Did you know that you could be in the church for a lifetime and still be an immature Christian? It’s true. For many churchgoers, their Christian experience amounts to little more than going to church on Sunday mornings, being a pretty good person, saying a prayer before you eat, and, generally trying to be a decent, law-abiding citizen. We leave it to the older prayer warriors in the church to dig deeper and really press into the things of God. By the definition of telios, then, they are the perfect ones, like their heavenly Father. The rest of us are still nursing, not even ready for solid food!
…A person who is living on milk isn’t very far along in the Christian life and doesn’t know much about doing what is right. Solid foods are for those who are mature (telios), who have trained themselves to recognize the difference between right and wrong and then do what is right. Hebrews 5: 13-14 NLT
I think in today’s American church the milk is the feeling you get when you gather together; worship, praise, corporate celebration, and inspiring preaching, the emotional boost, the feel-good refreshment of the grace of God. Kind of a feel-good, Facebook-type Christianity.

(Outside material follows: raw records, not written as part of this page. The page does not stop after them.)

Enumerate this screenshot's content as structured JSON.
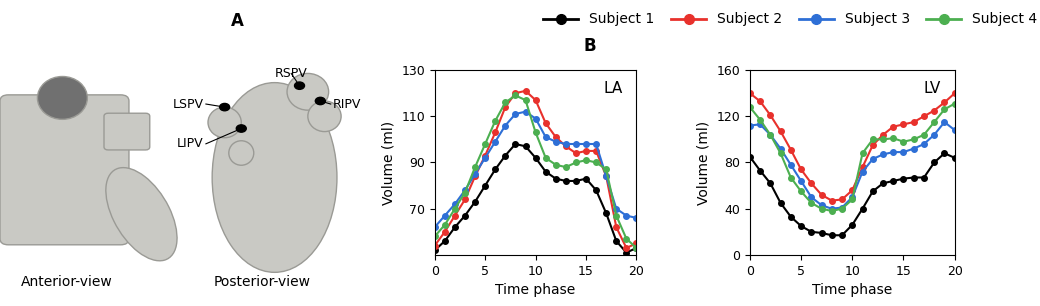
{
  "panel_a": {
    "label": "A",
    "views": [
      "Anterior-view",
      "Posterior-view"
    ],
    "landmarks": [
      "LSPV",
      "RSPV",
      "RIPV",
      "LIPV"
    ]
  },
  "panel_b": {
    "label": "B"
  },
  "chart_data": [
    {
      "type": "line",
      "title": "LA",
      "x_label": "Time phase",
      "y_label": "Volume (ml)",
      "x": [
        0,
        1,
        2,
        3,
        4,
        5,
        6,
        7,
        8,
        9,
        10,
        11,
        12,
        13,
        14,
        15,
        16,
        17,
        18,
        19,
        20
      ],
      "xlim": [
        0,
        20
      ],
      "xticks": [
        0,
        5,
        10,
        15,
        20
      ],
      "ylim": [
        50,
        130
      ],
      "yticks": [
        70,
        90,
        110,
        130
      ],
      "marker": "o",
      "legend": "top",
      "series": [
        {
          "name": "Subject 1",
          "color": "#000000",
          "values": [
            52,
            56,
            62,
            67,
            73,
            80,
            87,
            93,
            98,
            97,
            92,
            86,
            83,
            82,
            82,
            83,
            78,
            68,
            56,
            51,
            53
          ]
        },
        {
          "name": "Subject 2",
          "color": "#e8312c",
          "values": [
            54,
            60,
            67,
            74,
            84,
            93,
            103,
            114,
            120,
            121,
            117,
            107,
            101,
            97,
            94,
            95,
            95,
            84,
            62,
            53,
            55
          ]
        },
        {
          "name": "Subject 3",
          "color": "#2e6fd6",
          "values": [
            62,
            67,
            72,
            78,
            85,
            92,
            99,
            106,
            111,
            112,
            109,
            101,
            99,
            98,
            98,
            98,
            98,
            84,
            70,
            67,
            66
          ]
        },
        {
          "name": "Subject 4",
          "color": "#4caf50",
          "values": [
            58,
            63,
            70,
            77,
            88,
            98,
            108,
            116,
            119,
            117,
            103,
            92,
            89,
            88,
            90,
            91,
            90,
            87,
            67,
            57,
            53
          ]
        }
      ]
    },
    {
      "type": "line",
      "title": "LV",
      "x_label": "Time phase",
      "y_label": "Volume (ml)",
      "x": [
        0,
        1,
        2,
        3,
        4,
        5,
        6,
        7,
        8,
        9,
        10,
        11,
        12,
        13,
        14,
        15,
        16,
        17,
        18,
        19,
        20
      ],
      "xlim": [
        0,
        20
      ],
      "xticks": [
        0,
        5,
        10,
        15,
        20
      ],
      "ylim": [
        0,
        160
      ],
      "yticks": [
        0,
        40,
        80,
        120,
        160
      ],
      "marker": "o",
      "series": [
        {
          "name": "Subject 1",
          "color": "#000000",
          "values": [
            85,
            73,
            62,
            45,
            33,
            25,
            20,
            19,
            17,
            17,
            26,
            40,
            55,
            62,
            64,
            66,
            67,
            67,
            80,
            88,
            84
          ]
        },
        {
          "name": "Subject 2",
          "color": "#e8312c",
          "values": [
            140,
            133,
            121,
            107,
            91,
            74,
            62,
            52,
            47,
            48,
            56,
            76,
            95,
            104,
            111,
            113,
            115,
            120,
            125,
            132,
            140
          ]
        },
        {
          "name": "Subject 3",
          "color": "#2e6fd6",
          "values": [
            112,
            113,
            104,
            92,
            78,
            64,
            50,
            43,
            40,
            41,
            50,
            72,
            83,
            87,
            89,
            89,
            92,
            96,
            104,
            115,
            108
          ]
        },
        {
          "name": "Subject 4",
          "color": "#4caf50",
          "values": [
            128,
            117,
            104,
            88,
            67,
            55,
            45,
            40,
            38,
            40,
            48,
            88,
            100,
            100,
            101,
            98,
            100,
            104,
            115,
            126,
            131
          ]
        }
      ]
    }
  ]
}
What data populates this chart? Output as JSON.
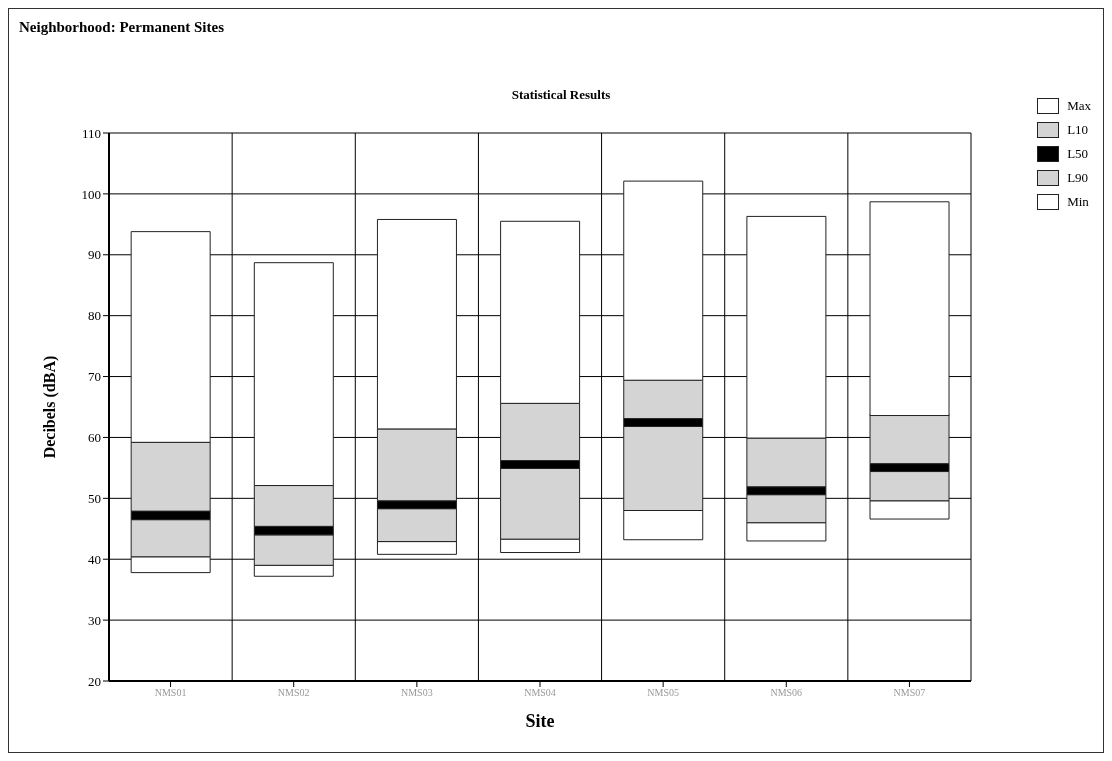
{
  "chart_data": {
    "type": "bar",
    "title": "Neighborhood: Permanent Sites",
    "subtitle": "Statistical Results",
    "xlabel": "Site",
    "ylabel": "Decibels (dBA)",
    "categories": [
      "NMS01",
      "NMS02",
      "NMS03",
      "NMS04",
      "NMS05",
      "NMS06",
      "NMS07"
    ],
    "series": [
      {
        "name": "Min",
        "color": "#ffffff",
        "base": [
          37.8,
          37.2,
          40.8,
          41.1,
          43.2,
          43.0,
          46.6
        ],
        "values": [
          2.6,
          1.8,
          2.1,
          2.2,
          4.8,
          3.0,
          3.0
        ]
      },
      {
        "name": "L90",
        "color": "#d4d4d4",
        "base": [
          40.4,
          39.0,
          42.9,
          43.3,
          48.0,
          46.0,
          49.6
        ],
        "values": [
          6.1,
          5.0,
          5.4,
          11.6,
          13.8,
          4.6,
          4.8
        ]
      },
      {
        "name": "L50",
        "color": "#000000",
        "base": [
          46.5,
          44.0,
          48.3,
          54.9,
          61.8,
          50.6,
          54.4
        ],
        "values": [
          1.4,
          1.4,
          1.3,
          1.3,
          1.3,
          1.3,
          1.3
        ]
      },
      {
        "name": "L10",
        "color": "#d4d4d4",
        "base": [
          47.9,
          45.4,
          49.6,
          56.2,
          63.1,
          51.9,
          55.7
        ],
        "values": [
          11.3,
          6.7,
          11.8,
          9.4,
          6.3,
          8.0,
          8.1
        ]
      },
      {
        "name": "Max",
        "color": "#ffffff",
        "base": [
          59.2,
          52.1,
          61.4,
          65.6,
          69.4,
          59.9,
          63.6
        ],
        "values": [
          34.6,
          36.6,
          34.4,
          29.9,
          32.7,
          36.4,
          35.1
        ]
      }
    ],
    "ylim": [
      20,
      110
    ],
    "yticks": [
      20,
      30,
      40,
      50,
      60,
      70,
      80,
      90,
      100,
      110
    ],
    "grid": true,
    "legend": "right"
  }
}
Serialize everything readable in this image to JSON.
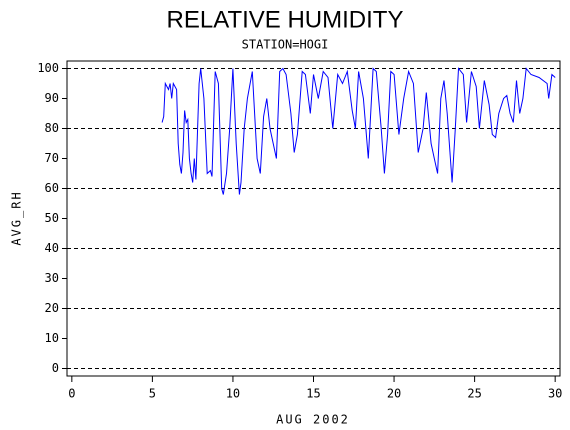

The meat, the solid food, is found in receiving the commands of Christ and adjusting your life accordingly. Not just feeling good but enacting change, that’s how you become mature.
- When the bible tells you to repent, you do it.
- When it tells you to reconcile with your brother, you don’t wait till Christmas.
- When the Lord directs you to minister to the orphans and widows, you get with it.
- You don’t wait for a program to be created that fits your schedule.
- It’s learning to be the servant of all.
- Being grown up in the Lord is recognizing that you are a soldier, not a baby.
- You don’t need to be coddled, cuddled, or cared for.
- You’re not going to cower at the first hint of persecution.
- You’re not going to change your core beliefs to adapt to cultural pressure.
- Jesus Christ is your Lord and King and it is His banner that you will stand under, His name you will honor.
If you have been a Christian for a while and these things don’t describe you, then God may have a message, especially for you, in this command to be perfect, mature and complete. GROW UP!